As you can see, almost EVERY SINGLE PERSON can benefit from Omega-3 fatty acids. Research has shown that the optimal benefit of Omega-3s is when they are in balance with Omega-6 fatty acids. Omega-6 fatty acids are incredibly prevalent in the typical American diet. The optimal ratio of Omega-3 to Omega-6 should be in the neighborhood of 4 to 1. Most of us are WAAAAAAAAAAAAAAAAAAAAAAAAY off that mark. The typical American diet has a ratio of around 20 to 1 Omega-6 to Omega-3!
Adding Omega-3 fatty acids to the diet is, in actuality, pretty easy to do. A handful of walnuts have about 2.5 grams of Omega-3s (that is equal to about 3.5 ounces of salmon). Flaxseed is available everywhere and contains fiber as well as Omega-3s. Use olive oil instead of other cooking oils (olive oil also helps promote the good cholesterol HDL). If you have a hard time implementing these foods into your diet, consider an Omega-3 supplement. They can be found at most grocery stores, but make sure you are purchasing them from a reputable source.

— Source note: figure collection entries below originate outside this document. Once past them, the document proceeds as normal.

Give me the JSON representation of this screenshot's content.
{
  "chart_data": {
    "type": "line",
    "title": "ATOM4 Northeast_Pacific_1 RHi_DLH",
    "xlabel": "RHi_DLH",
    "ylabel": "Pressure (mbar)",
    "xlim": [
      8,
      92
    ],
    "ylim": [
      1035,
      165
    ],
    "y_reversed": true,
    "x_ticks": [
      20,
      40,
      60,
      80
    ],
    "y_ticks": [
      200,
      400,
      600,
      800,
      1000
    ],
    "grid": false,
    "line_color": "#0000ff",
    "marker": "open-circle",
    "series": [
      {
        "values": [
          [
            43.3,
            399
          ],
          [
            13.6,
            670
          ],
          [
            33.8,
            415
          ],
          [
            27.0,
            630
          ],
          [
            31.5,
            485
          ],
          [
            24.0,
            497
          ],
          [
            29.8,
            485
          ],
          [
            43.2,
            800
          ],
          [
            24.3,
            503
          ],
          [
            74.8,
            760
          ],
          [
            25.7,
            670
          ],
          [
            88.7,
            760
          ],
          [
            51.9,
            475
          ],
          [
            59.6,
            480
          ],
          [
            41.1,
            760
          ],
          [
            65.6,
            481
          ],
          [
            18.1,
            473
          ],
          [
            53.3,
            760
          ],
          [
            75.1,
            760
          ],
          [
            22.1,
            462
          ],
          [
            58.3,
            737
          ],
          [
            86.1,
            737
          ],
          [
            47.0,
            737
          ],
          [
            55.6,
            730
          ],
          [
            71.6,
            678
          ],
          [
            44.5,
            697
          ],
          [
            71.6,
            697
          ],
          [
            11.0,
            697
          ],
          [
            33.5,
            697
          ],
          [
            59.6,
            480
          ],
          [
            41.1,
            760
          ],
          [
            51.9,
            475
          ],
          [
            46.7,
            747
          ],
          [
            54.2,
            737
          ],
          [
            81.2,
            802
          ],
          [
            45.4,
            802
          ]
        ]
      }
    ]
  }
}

Fish oil and other supplements are not regulated by the FDA, so sometimes the oil can be contaminated, by purchasing from a reputable source you drastically reduce this risk. Also, talk to your doctor prior to beginning Omega-3 supplementation.
You can help increase your health DRASTICALLY by adding Omega-3 fatty acids into your diet! Prevention is the best practice! Here is an easy (and tasty) salmon recipe:
Teriyaki Salmon
¨Mix a tablespoon of honey, 1/3 cup of orange or pineapple juice, 0ne teaspoon of soy sauce and some crushed ginger or ginger powder
¨Cook the salmon as normal
- grill on cedar plank
-in a skillet with a dash of soy and juice
-in the oven at 350 for 30 mins or until the fish flakes
¨In the middle of the cooking cycle, baste the salmon with a bit of the sauce, brush the rest of the sauce on when the salmon is fully cooked
Serve with a fresh salad (with a sprinkling of walnuts for an extra Omega kick!)